17 December 2008—At this year’s International Electron Devices Meeting (IEDM), in San Francisco, there are two big themes: One is the 22-nanometer CMOS technology node and how we’re going to get there; the other is what’s being called More Than Moore—the tricks and workarounds that designers will need to go beyond the kind of speed and density increases provided by Moore’s Law. Some tricks, like three-dimensional stacking and investigations into compound semiconductor materials, have been under development for a long time. But others are stranger than fiction, like a carbon phase-change memory that Qimonda is working on and MIT’s terahertz transistor. Here are a few developments that caught our eye.

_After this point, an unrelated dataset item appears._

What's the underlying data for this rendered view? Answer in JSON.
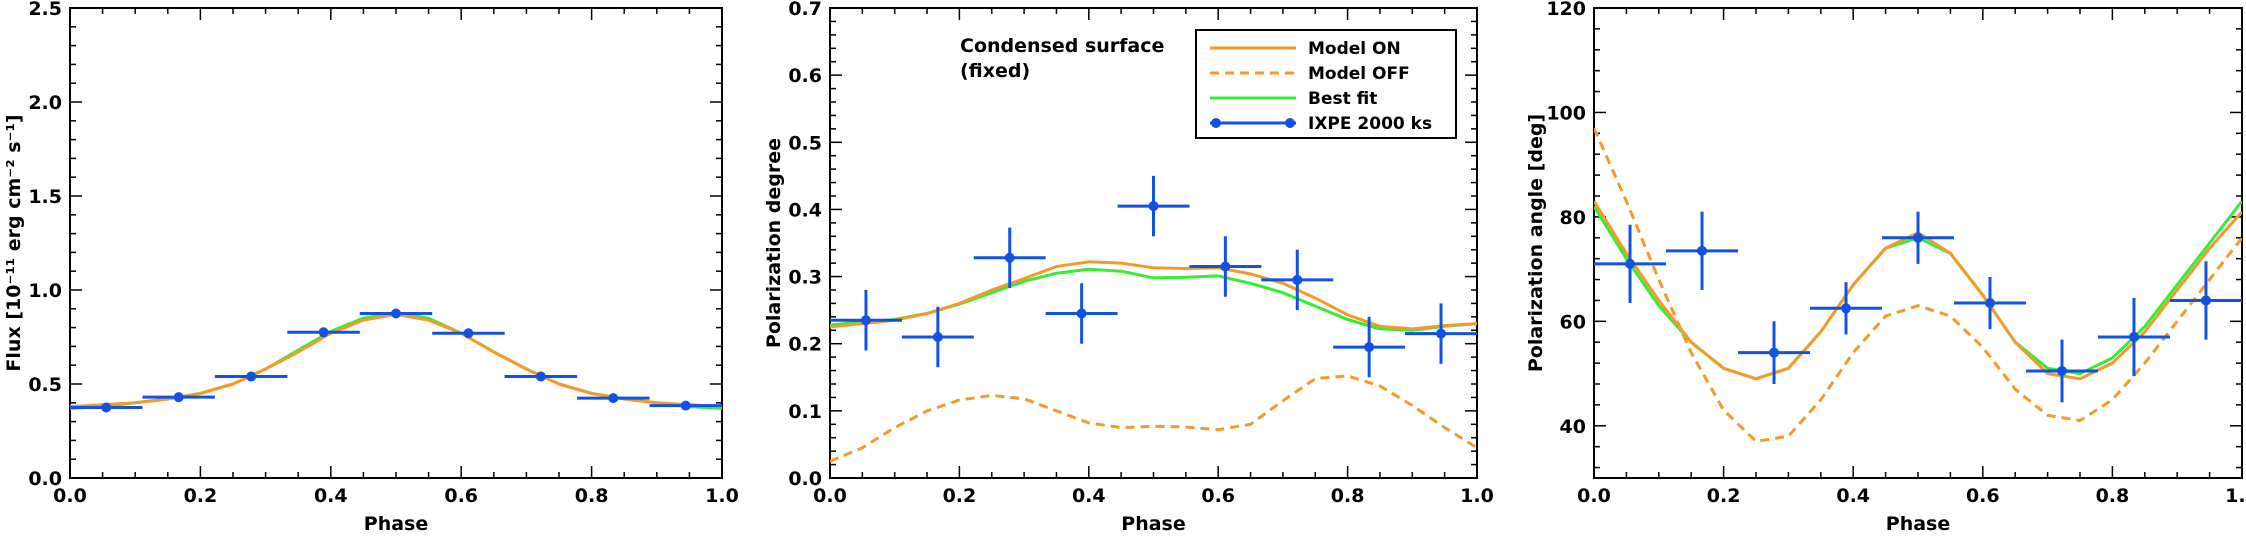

T-ray Terror: MIT engineers have devised a freaky-looking but record-setting device they say is optimized for a very high frequency of operation in analog and communications applications as well as in high-speed logic. Called an E-mode InAs PHEMTs (enhancement-mode indium arsenide p -type high-electron mobility transistor), it sets a record of more than 600 gigahertz for both f T (the maximum frequency at which the transistors provide a gain in current) and f max (the device’s maximum switching frequency). The 600 GHz measurement is well into the range of terahertz radiation, a difficult-to-get-to part of the spectrum that’s handy for seeing through clothing and identifying explosives at a distance. ”It is a very flexible technology with many possible applications at the leading edge,” says MIT’s Jesus del Alamo.